2003 yılında bir sabah, Bağdat bombalanıyordu. Ezanlar okunurken yapılan saldırıda, camileri gördük televizyonda. Bu görüntüler ile, vicdanlar öyle bir dalgalandı kabardı ki, deniz olduk. Kamyoncular, meclis, sokaklar, hep birlikte bütün toplum “Tezkereye hayır” dedik.
Şimdi medeniyetler beşiği Mısır’da halk, kendi ordusu tarafından camilerde katledilirken de bir o kadar ve daha fazla vicdanımız kanıyor.
Amerikan emperyalizmini lanetlemeye, kendi halkına karşı yapılan darbeleri lanetlemek ekleniyor çünkü şimdi.
Ve hem emperyalizme karşı hem de darbelere karşı olunabilir.
Mursi’yi de seçmiş olsa, bir halkın seçtiği liderin darbeyle devrilmesine, dolayısıyla o halkın iradesine kanlı biçimde el koymaya darbe denir ve buna direniş, demokrasi içindir.
*
Ve bunu söylemek, Mursi’nin demokrat olduğu anlamına da gelmez.
Sadece onun yönetime geliş şekli demokratiktir, savunulması gereken seçimlerdir. Halkın iradesidir.
Bir üçüncü politik duruş olarak sağcı muhafazarlığa ve onun antidemokrasine de aynı anda karşı olunabilir.
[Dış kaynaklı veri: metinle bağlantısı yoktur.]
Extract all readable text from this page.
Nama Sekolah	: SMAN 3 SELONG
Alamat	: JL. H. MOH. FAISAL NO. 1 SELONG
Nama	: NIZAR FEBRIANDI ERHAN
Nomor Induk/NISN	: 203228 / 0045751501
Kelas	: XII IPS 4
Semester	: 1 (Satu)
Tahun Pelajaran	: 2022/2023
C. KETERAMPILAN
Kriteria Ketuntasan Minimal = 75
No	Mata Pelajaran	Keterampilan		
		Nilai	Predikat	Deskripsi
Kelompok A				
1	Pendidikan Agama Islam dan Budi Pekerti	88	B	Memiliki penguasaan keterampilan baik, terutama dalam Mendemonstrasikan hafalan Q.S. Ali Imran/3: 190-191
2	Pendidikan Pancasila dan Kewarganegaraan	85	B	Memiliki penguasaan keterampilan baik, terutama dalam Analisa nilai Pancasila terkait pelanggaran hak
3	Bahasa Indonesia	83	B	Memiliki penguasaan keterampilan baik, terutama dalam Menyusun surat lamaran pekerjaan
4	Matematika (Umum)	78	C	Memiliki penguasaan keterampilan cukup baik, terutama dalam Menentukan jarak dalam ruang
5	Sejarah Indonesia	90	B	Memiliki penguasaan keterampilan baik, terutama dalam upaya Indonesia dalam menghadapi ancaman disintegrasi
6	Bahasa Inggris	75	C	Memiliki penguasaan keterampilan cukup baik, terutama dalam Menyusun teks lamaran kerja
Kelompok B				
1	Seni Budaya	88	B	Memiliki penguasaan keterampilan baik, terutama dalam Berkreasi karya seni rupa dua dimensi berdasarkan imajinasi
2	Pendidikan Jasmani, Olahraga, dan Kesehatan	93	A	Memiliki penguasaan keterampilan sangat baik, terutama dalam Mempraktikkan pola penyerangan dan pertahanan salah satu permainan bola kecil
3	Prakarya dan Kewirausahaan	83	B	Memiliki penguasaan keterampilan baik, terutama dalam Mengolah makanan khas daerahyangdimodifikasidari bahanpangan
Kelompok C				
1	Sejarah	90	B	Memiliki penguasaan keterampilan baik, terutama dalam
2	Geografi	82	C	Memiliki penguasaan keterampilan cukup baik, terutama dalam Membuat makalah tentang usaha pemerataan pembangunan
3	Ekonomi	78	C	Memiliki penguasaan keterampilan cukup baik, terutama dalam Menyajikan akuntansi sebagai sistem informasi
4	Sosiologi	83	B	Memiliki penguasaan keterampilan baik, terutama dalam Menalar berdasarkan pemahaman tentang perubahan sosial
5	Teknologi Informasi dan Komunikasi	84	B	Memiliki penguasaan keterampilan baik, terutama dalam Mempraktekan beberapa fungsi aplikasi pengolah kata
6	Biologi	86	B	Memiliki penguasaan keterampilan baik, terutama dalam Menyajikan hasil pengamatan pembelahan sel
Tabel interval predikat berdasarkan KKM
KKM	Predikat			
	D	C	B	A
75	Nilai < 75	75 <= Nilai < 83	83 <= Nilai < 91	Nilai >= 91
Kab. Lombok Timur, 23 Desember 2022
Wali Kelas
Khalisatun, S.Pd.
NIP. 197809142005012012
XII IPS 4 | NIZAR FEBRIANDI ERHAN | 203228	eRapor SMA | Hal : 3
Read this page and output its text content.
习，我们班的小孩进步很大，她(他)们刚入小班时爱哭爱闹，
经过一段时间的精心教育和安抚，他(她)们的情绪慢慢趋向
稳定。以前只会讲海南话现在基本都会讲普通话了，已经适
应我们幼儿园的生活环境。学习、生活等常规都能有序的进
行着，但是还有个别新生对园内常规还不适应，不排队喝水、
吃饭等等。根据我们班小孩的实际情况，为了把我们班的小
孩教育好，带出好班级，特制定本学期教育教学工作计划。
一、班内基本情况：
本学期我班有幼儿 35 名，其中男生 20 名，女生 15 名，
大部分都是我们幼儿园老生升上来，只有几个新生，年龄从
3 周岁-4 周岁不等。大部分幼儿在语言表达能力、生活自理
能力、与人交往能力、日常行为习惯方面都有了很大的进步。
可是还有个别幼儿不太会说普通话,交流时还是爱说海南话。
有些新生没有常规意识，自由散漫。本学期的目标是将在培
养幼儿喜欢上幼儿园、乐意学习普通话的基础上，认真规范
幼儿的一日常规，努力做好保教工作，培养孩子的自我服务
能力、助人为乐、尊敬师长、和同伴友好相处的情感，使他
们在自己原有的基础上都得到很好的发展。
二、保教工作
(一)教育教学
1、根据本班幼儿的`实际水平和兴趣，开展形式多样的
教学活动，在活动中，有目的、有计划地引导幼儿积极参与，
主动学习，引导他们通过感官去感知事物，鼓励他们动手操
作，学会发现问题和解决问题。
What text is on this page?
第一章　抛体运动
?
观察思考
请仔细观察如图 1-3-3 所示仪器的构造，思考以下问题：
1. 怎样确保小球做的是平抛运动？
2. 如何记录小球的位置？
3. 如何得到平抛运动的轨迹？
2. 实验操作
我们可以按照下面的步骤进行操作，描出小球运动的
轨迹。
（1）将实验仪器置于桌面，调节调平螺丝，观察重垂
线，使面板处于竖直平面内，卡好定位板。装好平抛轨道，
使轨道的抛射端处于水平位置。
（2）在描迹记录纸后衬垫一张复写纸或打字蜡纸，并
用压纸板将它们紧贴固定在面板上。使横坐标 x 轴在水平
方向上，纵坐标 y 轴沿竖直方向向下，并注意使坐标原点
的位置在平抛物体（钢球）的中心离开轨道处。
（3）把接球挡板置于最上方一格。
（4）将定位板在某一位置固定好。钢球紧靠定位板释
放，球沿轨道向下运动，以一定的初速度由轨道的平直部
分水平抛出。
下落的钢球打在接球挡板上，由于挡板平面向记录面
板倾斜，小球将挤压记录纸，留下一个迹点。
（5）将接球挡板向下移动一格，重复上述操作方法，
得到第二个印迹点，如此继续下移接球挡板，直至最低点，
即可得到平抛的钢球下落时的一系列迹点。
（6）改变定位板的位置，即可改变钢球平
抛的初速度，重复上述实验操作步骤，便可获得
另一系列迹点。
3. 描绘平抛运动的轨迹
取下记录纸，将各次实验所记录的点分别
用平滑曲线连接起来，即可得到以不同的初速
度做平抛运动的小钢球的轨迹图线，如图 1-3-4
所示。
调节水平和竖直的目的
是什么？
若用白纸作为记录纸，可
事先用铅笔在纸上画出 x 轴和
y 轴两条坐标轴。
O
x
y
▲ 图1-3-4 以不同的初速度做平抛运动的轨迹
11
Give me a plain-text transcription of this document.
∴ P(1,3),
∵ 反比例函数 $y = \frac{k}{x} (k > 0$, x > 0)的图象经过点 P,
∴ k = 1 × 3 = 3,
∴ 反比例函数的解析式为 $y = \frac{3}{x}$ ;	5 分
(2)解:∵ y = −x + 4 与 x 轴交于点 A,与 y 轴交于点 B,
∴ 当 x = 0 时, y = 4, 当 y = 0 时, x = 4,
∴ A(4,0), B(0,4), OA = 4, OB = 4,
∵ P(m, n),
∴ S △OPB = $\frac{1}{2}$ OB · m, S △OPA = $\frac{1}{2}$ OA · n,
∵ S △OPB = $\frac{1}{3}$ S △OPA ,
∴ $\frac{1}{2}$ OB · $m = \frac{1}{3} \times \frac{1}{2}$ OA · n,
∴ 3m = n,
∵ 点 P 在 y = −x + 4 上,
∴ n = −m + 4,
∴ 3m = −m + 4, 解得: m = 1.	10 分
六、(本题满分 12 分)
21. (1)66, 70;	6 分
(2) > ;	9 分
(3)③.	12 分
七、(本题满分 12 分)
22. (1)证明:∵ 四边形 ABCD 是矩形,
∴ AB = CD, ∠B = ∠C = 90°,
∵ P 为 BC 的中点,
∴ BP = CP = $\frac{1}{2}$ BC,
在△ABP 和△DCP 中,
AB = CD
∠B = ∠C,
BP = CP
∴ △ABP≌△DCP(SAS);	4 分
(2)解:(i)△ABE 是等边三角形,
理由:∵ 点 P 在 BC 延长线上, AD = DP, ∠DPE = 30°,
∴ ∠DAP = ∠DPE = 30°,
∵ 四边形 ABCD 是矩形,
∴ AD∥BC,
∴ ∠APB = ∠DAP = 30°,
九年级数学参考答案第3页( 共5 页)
Tıpkı 27 Nisan Muhtırası karşısında, demokrat olmadığını bildiğimiz AKP’nin, sırf seçimle geldiği için kapatılmasına karşı durmakta olduğu gibi.
*
AKP, şimdi Mısır’da darbeyi lanetleyen tutum alıyor. Peki neden 1 Mart 2003 ve 27 Nisan 2007’de olduğu olduğu gibi itibar görmüyor?
O vakitler dünya halklarının kalbini kazanıyor ve bölgenin yıldızı oluyorken bugün neden bu “değerli yalnızlık”?
Evet yalnızlık bazen değerlidir ama burada durum farklı. Geçen hafta “değerlerden” söz etmiştik, hatırlarsanız. AKP “değerleri” Gezi direnişçilerine kaptırdı da o yüzden artık itibar görmüyor. Gezi direnişine sebep olan her türlü baskı, zulüm ve Suriye var arada.
*
Şimdi, Rabia, Adeviye, Taksim, yumruklar, geceler, meydanlar, marşlar, ölümüne direnmek, herşeyi göze alarak bir meydanda ayakta durmak ve bütün bunlar , bütün halklar için bir ve aynı.
Şimdi Mısır’da bir camide olanları; zorda kalınca sığınabileceğimiz tek yer olan camilere saldırının ne olduğunu,
En iyi Dolmabahçe Camii’ne sığınanlar bilir.
*
Mısır’da turizm etkilenmesin diye her şey yolunda tonunda sahilleri gösteren reklamlar yapıyormuş darbeciler. Bir fotoğraf düşmüş sonra internete: insanlar plajda denize giriyor ve uzak tepelerin ardından bombaların dumanları görünüyor.
Nasıl bir insanlık ayıbı değil mi?
Biraz ötede kardeşlerin bombalanırken tatil yapabilmek, bombalar yokmuş gibi davranmak ne büyük bir utanç.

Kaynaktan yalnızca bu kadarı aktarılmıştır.